I would be remiss not to mention how much of a priority it has been for us over these past two years to ensure Eva (our oldest, who is 6), has one-on-one time with Dave and I or time together with just us and not her sisters. Livvy and Keira’s medical journeys have been the epicenter of our world and we didn’t want her to feel pushed aside or overlooked in anyway while we tended to their care.
Thankfully, we have a great support system surrounding us with grandparents that spoil her every chance they get. But they also help with the other girls so we have time with just Eva.
Usually only one of us will take her to her after school activities so we can give her our full attention. Dave and I have regularly taken her to a nearby bowling alley and arcade so the three of us can just have fun together and get lunch. And our latest Eva-only mission included a surprise trip to Disneyland just for her!
We honestly did not think we would be able to pull off something like that. With Livvy in Hospice we really had to ensure our family was prepared both mentally and emotionally should anything happen or her health decline while we were away. Dave and I were both really nervous to leave her (What if she passed away and we weren’t with her? That was a real concern.) But all the grandparents reassured us – she has been doing well lately and her health has plateued a bit thankfully – so off we went.
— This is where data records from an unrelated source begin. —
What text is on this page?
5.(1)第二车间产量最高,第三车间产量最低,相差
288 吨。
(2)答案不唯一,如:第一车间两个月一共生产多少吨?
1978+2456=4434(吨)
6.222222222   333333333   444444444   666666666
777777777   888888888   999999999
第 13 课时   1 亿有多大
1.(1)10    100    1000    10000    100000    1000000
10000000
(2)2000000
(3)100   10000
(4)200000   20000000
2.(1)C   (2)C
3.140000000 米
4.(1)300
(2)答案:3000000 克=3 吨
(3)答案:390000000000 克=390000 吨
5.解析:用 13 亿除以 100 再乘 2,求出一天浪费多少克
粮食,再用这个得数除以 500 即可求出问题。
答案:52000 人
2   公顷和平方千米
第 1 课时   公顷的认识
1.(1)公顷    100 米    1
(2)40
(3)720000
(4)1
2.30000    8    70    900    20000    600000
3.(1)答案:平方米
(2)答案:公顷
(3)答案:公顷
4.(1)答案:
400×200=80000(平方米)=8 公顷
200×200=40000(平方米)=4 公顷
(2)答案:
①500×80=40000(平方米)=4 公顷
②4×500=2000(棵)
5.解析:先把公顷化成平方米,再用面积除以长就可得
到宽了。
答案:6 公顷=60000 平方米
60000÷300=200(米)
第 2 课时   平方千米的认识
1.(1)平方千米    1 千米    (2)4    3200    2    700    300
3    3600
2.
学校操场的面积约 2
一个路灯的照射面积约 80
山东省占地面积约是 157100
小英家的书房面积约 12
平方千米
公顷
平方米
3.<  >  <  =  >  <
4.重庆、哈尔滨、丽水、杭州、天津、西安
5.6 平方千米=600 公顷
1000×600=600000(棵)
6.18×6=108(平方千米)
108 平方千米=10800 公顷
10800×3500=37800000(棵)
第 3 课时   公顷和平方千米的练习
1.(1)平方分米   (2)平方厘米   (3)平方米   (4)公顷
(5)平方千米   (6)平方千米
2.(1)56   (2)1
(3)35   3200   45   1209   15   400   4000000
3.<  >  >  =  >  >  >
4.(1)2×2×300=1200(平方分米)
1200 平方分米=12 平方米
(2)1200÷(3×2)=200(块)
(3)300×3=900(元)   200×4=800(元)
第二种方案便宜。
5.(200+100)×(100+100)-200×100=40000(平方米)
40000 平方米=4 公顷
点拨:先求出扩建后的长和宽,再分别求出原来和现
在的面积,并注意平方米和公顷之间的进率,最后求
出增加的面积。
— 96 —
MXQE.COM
And we are so glad we did! Eva was so excited it was time only for her and us, AND her first trip to Disneyland to boot! We booked it through John Pagoto of Inteletravel – who was an amazing Disney resource for everything we needed to know, do and see.
We surprised Eva with a Disney shirt hidden in a giant egg on Easter Sunday. Landed in LA that afternoon and off we went to the park for the next 2.5 days.
Her first rides were Haunted Mansion, Splash Mountain and Thunder Mountain. She really jumped right in, but sometimes begrudgingly (and understandably). Her favorite rides? All of the Star Wars ones! Dave was so happy. 😆
And, to be honest, we were all happy. It was a great, much needed getaway, since we always need to stay close to home for Livvy.
That alone time with Eva is priceless and hopefully we are creating some amazing memories for her amidst all of this tragedy. Ways in which she will look back and only remember these great moments being seen, heard and loved just as much as her medically fragile sisters.